India- Change is the need, not an option
I am guilty. Why? I am a US citizen and a PIO holder. The guilt lies in the fact that I reside in India but not for investment purpose. Hence, the government doesn’t give a damn. I have come here for the development of India by educating the future of the country. This is a grass root initiative by a non-profit, Teach For India. My observations after living for 5 months in India as a common man:
1) No independence- Everywhere I have gone, they have asked for Indian address proof. Without residing in India in the past, how can I provide such a document. For the very basic need for mobile number, I had to ask my father-in-law to get one. I need a gas cylinder, ofcourse I need an Indian address proof. Aadhar card takes 2–3 months of processing time, so never mind that. Before it arrives, I have basic needs that need to be taken care of.
2) Lack of acknowledgement- I am a human. Just acknowledge that. When you talk, make sure your words carry sincerity. If you give me a particular time, then be on time. I have other commitments too. I have a busy schedule as well. Another thing I have noticed is that people have started a trend of calling out other humans with a ‘shhsshh’ or that ‘kiss’ sound. I am not a dog. I refuse to be one.
3) Too much attention to NRIs- Looking around, I see so many issues that need immediate attention. Yet we spend so much money on organizing events for NRIs and foreigners. This is a sheer waste of money. I realize India needs huge capital investments. The question is whether the country is ready for it psychologically. Money can help highlight issues. To solve them, we need humans. Infrastructure, sanitation, education, nutrition and so many issues need to be prioritized.
4) What transportation?- I live in Modi’s Maninagar at the moment. There is no schedule for bus service. I asked the time for a particular bus route the other day. The person responded by asking me to sit in the bus and that the service will start whenever it has to start. I demanded for a schedule. The person simply starts ignoring my presence. The rail service is a beast in itself. Too many times, I have stood for more than one hour as the trains were running behind schedule. I inquired about this to a common man. He said this is normal for ‘aam aadmi’.
5) Too many Indias- Every Indian has a different definition or opinion about India. One theme is common amongst most Indians: everbody wants to settle out of India. We lack problem solvers. It is because of so much corruption in daily life and ofcourse other issues as mentioned in points above. I find no blame in Indians. The government in particular lacks citizen friendly laws and regulations.
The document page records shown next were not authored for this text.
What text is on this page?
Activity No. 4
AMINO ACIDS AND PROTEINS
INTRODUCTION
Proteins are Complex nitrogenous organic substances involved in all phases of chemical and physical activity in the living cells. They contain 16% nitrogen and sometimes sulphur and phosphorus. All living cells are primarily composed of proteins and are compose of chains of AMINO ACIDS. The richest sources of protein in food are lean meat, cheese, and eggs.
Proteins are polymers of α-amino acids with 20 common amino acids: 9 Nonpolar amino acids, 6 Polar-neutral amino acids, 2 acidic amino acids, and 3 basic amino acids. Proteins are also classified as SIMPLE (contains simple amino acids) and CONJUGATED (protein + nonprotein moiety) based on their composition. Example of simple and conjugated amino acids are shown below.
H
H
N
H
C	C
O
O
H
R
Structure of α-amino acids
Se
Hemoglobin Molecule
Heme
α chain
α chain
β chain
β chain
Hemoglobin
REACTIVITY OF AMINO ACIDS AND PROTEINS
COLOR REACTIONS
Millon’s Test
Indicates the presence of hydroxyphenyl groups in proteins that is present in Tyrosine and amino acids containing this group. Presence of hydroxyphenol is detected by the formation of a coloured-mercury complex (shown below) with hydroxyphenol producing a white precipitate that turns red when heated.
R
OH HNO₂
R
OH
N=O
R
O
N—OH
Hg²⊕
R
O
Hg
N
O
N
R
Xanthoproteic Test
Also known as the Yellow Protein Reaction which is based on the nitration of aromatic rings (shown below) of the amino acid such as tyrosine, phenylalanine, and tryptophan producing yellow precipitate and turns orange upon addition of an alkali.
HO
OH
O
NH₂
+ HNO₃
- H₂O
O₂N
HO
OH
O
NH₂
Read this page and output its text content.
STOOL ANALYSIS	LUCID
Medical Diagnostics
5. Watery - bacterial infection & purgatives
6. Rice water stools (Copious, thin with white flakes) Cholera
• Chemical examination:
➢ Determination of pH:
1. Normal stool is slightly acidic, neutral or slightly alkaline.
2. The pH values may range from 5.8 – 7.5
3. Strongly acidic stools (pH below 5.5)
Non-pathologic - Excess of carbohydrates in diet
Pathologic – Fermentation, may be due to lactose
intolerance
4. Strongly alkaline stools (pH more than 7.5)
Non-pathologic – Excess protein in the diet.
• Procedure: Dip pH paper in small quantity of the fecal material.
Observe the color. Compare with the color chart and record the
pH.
A rich or well to do Indian loves India. That person has the money or contacts to get things done. The aam aadmi who struggles to meet needs is left with the poor Indian dream: roti, kapda and if luck has it, then makaan.
6) Internet as a utility: I wanted a new gas connection and filled the form online. Honestly, I was surprised to find such a user friendly website. The application was submitted and I received a waiting list number. The message also stated that the agency will contact me. Apparently, the form was submitted to a black hole. For the most part, there are phone numbers available for most shops online these days. The only problem: you dial a number to hear that the number does not exist or is out of service. I find this very frustrating and request all shops to keep their contact information updated. Please respect the internet.
I have written all of the above as a real aam aadmi who has to stand in line and has no contacts or money to expediate any process. I write on behalf of the people whom I have heard and seen in the past five months. These are my observations. These are the observations of Indians who are never heard by any government. I hope with this article, the government focuses internally rather than going on a road show for requesting investments from all over the world.